Blitz contro la ‘ndrangheta, un arresto anche a S. Ilario

In manette un imprenditore 61enne incensurato che, nel corso di una perquisizione, è stato trovato in possesso di un revolver cal. 38 special e di 49 proiettili stesso calibro

S. ILARIO (Reggio Emilia) – Ventidue misure cautelari per associazione a delinquere di stampo mafioso, estorsione e acquisizione indebita di esercizi pubblici, nonché porto abusivo di armi e associazione finalizzata al traffico internazionale di sostanze stupefacenti, sono state eseguite stamane all’alba dai carabinieri del Nucleo Investigativo di Monza, coordinati dalla Direzione Distrettuale Antimafia di Milano, nelle province di Monza e della Brianza, Como, Lecco, Reggio Emilia, Macerata e Reggio Calabria.

Venti le persone ritenute vicine alla famiglia vibonese “Cristello” arrestati (per gli altri due obbligo di firma), legati alla Locale dell’Ndrangheta attiva in Brianza e in via di espansione in Germania, Spagna e Svizzera, con particolari interessi nei servizi di sicurezza dei locali pubblici nelle province di Monza, Como e Milano.
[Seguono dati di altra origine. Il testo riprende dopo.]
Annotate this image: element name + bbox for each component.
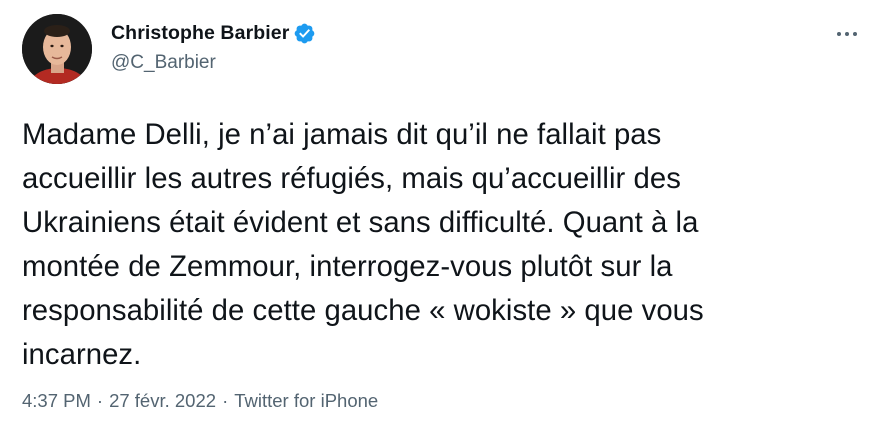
avatar[interactable] (22, 14, 92, 84)
user-info: Christophe Barbier @C_Barbier (111, 20, 316, 74)
tweet-time[interactable]: 4:37 PM (22, 390, 91, 412)
tweet-header: Christophe Barbier @C_Barbier (22, 14, 862, 86)
tweet-date[interactable]: 27 févr. 2022 (109, 390, 216, 412)
meta-separator: · (96, 390, 104, 411)
more-dot (837, 32, 841, 36)
tweet-meta: 4:37 PM · 27 févr. 2022 · Twitter for iP… (22, 390, 378, 412)
more-options-icon[interactable] (832, 24, 862, 44)
more-dot (853, 32, 857, 36)
display-name[interactable]: Christophe Barbier (111, 22, 289, 45)
user-handle[interactable]: @C_Barbier (111, 52, 316, 74)
tweet-source[interactable]: Twitter for iPhone (234, 390, 378, 412)
tweet-text: Madame Delli, je n’ai jamais dit qu’il n… (22, 118, 704, 371)
verified-badge-icon (293, 22, 316, 45)
more-dot (845, 32, 849, 36)
meta-separator: · (222, 390, 229, 411)
tweet-card: Christophe Barbier @C_Barbier Madame Del… (0, 0, 881, 438)
avatar-image (22, 14, 92, 84)
name-row: Christophe Barbier (111, 20, 316, 46)
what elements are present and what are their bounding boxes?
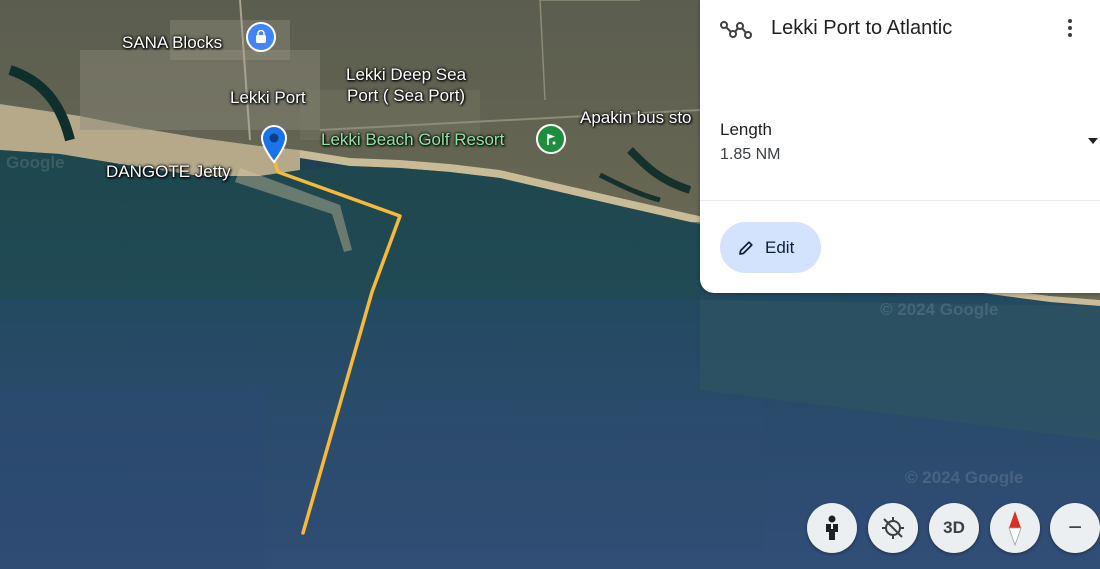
- pegman-button[interactable]: [807, 503, 857, 553]
- zoom-out-label: −: [1067, 514, 1082, 541]
- dropdown-arrow-icon[interactable]: [1086, 136, 1100, 146]
- copyright-watermark: © 2024 Google: [905, 468, 1024, 487]
- pegman-icon: [826, 515, 838, 540]
- label-dangote-jetty[interactable]: DANGOTE Jetty: [106, 162, 231, 182]
- route-title: Lekki Port to Atlantic: [771, 17, 953, 39]
- compass-icon: [1008, 511, 1022, 546]
- label-lekki-deep-sea-line1[interactable]: Lekki Deep Sea: [346, 65, 466, 85]
- shopping-bag-icon: [256, 30, 266, 43]
- panel-divider: [700, 200, 1100, 201]
- label-golf-resort[interactable]: Lekki Beach Golf Resort: [321, 130, 504, 150]
- location-button[interactable]: [868, 503, 918, 553]
- label-lekki-port[interactable]: Lekki Port: [230, 88, 306, 108]
- pencil-icon: [739, 240, 753, 255]
- route-icon: [720, 21, 752, 39]
- location-pin-icon[interactable]: [259, 124, 289, 164]
- more-vert-icon[interactable]: [1058, 16, 1082, 44]
- length-value: 1.85 NM: [720, 146, 781, 163]
- golf-pin[interactable]: [536, 124, 566, 154]
- three-d-label: 3D: [943, 518, 965, 537]
- google-watermark: Google: [6, 153, 65, 172]
- length-label: Length: [720, 120, 772, 139]
- copyright-watermark: © 2024 Google: [880, 300, 999, 319]
- zoom-out-button[interactable]: −: [1050, 503, 1100, 553]
- compass-button[interactable]: [990, 503, 1040, 553]
- shop-pin[interactable]: [246, 22, 276, 52]
- length-measurement[interactable]: Length 1.85 NM: [700, 110, 1100, 170]
- label-sana-blocks[interactable]: SANA Blocks: [122, 33, 222, 53]
- route-info-panel: Lekki Port to Atlantic Length 1.85 NM Ed…: [700, 0, 1100, 293]
- location-off-icon: [882, 517, 904, 539]
- label-apakin-bus-stop[interactable]: Apakin bus sto: [580, 108, 692, 128]
- panel-header: Lekki Port to Atlantic: [700, 0, 1100, 60]
- edit-button[interactable]: Edit: [720, 222, 821, 273]
- label-lekki-deep-sea-line2[interactable]: Port ( Sea Port): [347, 86, 465, 106]
- three-d-button[interactable]: 3D: [929, 503, 979, 553]
- golf-icon: [547, 134, 556, 145]
- edit-label: Edit: [765, 237, 795, 257]
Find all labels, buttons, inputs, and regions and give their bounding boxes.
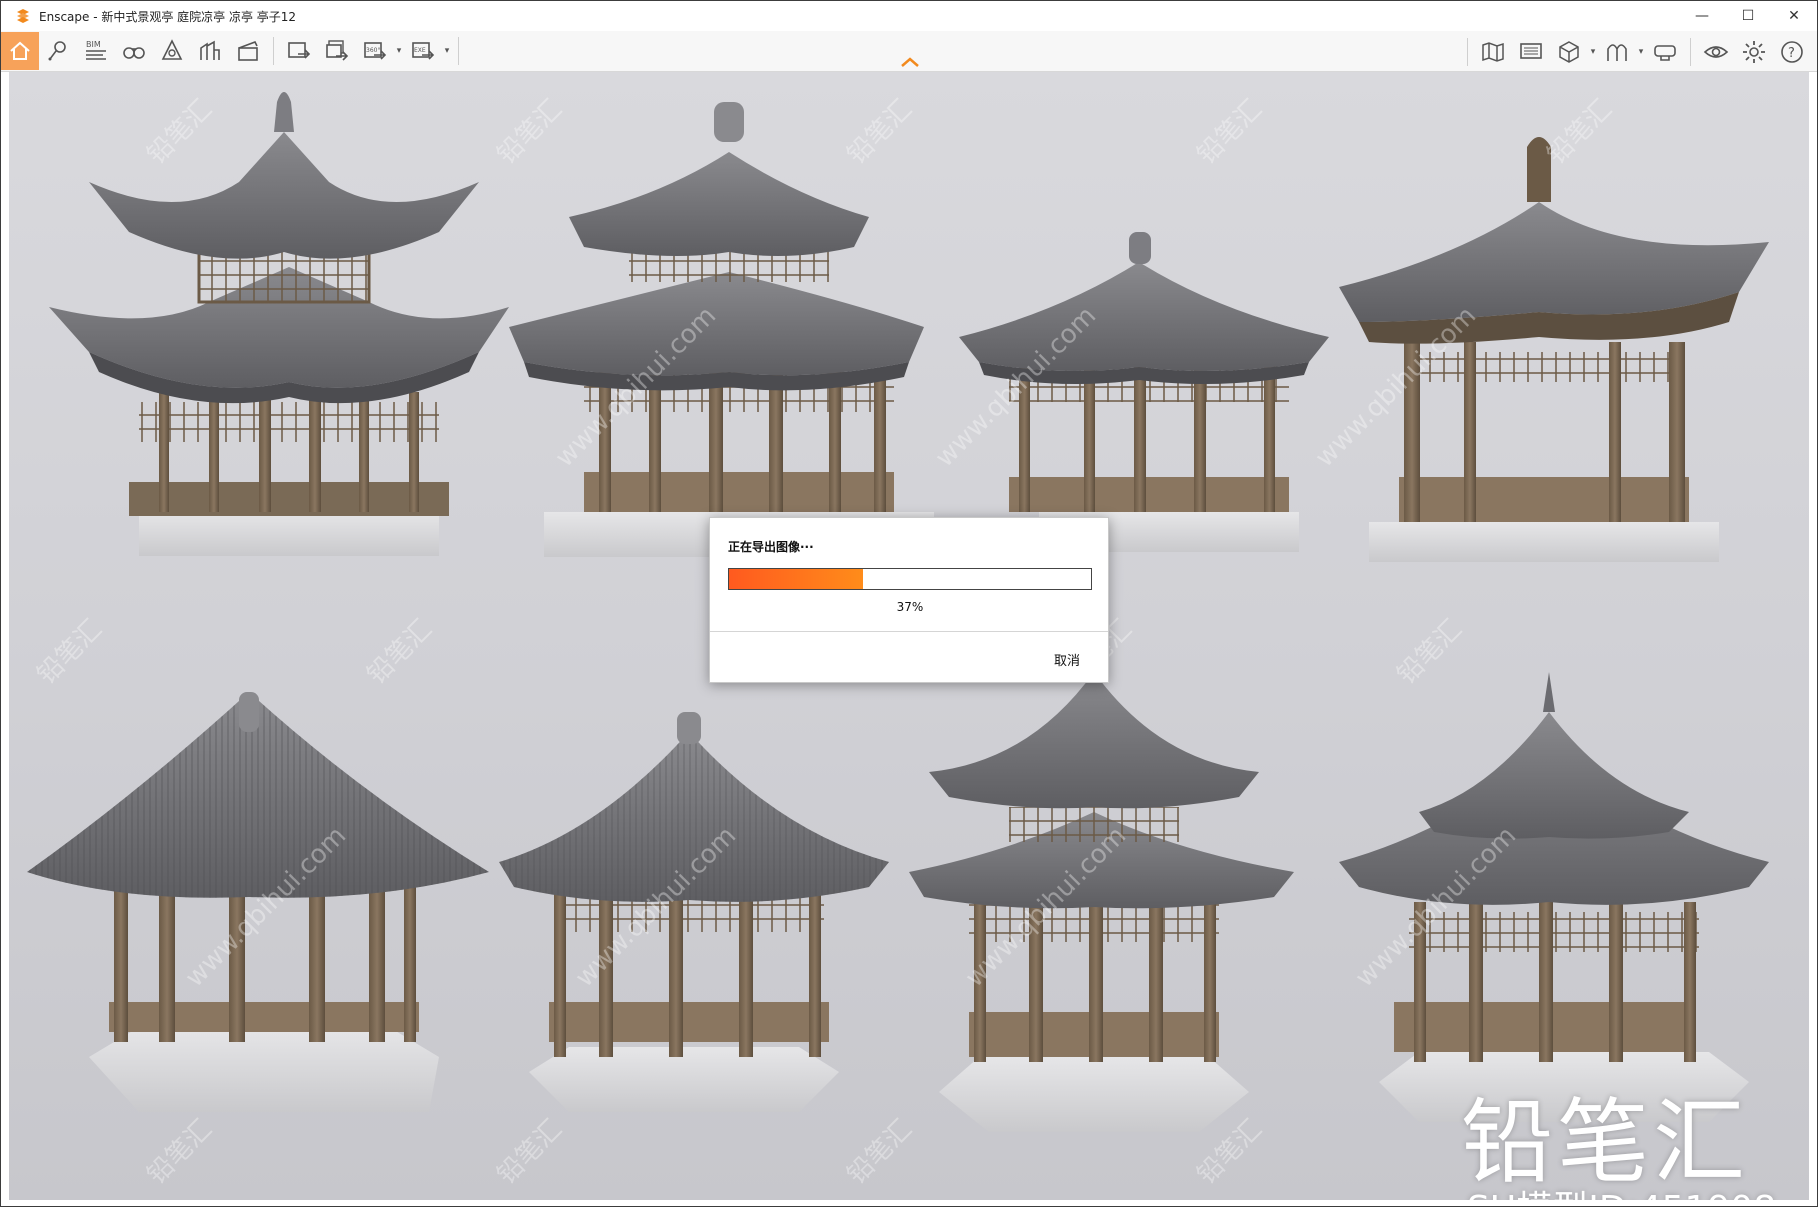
batch-export-button[interactable]: [318, 32, 356, 70]
cube-icon: [1559, 40, 1579, 63]
home-icon: [10, 41, 30, 60]
toolbar-separator: [458, 37, 459, 65]
panorama-button[interactable]: 360°: [356, 32, 394, 70]
toolbar-separator: [1467, 37, 1468, 66]
model-id-label: SU模型ID:451908: [1467, 1180, 1776, 1200]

Fra questi c’è anche un calabrese di 61 anni, Domenico Cristello, residente a S. Ilario, imprenditore, incensurato, che è finito in manette perché, nel corso di una perquisizione nell’ambito dell’operazione, è stato trovato in possesso di un revolver cal. 38 special e di 49 proiettili stesso calibro, entrambi posti sotto sequestro. L’uomo e’ incensurato, ma appartiene alla nota famiglia Cristello.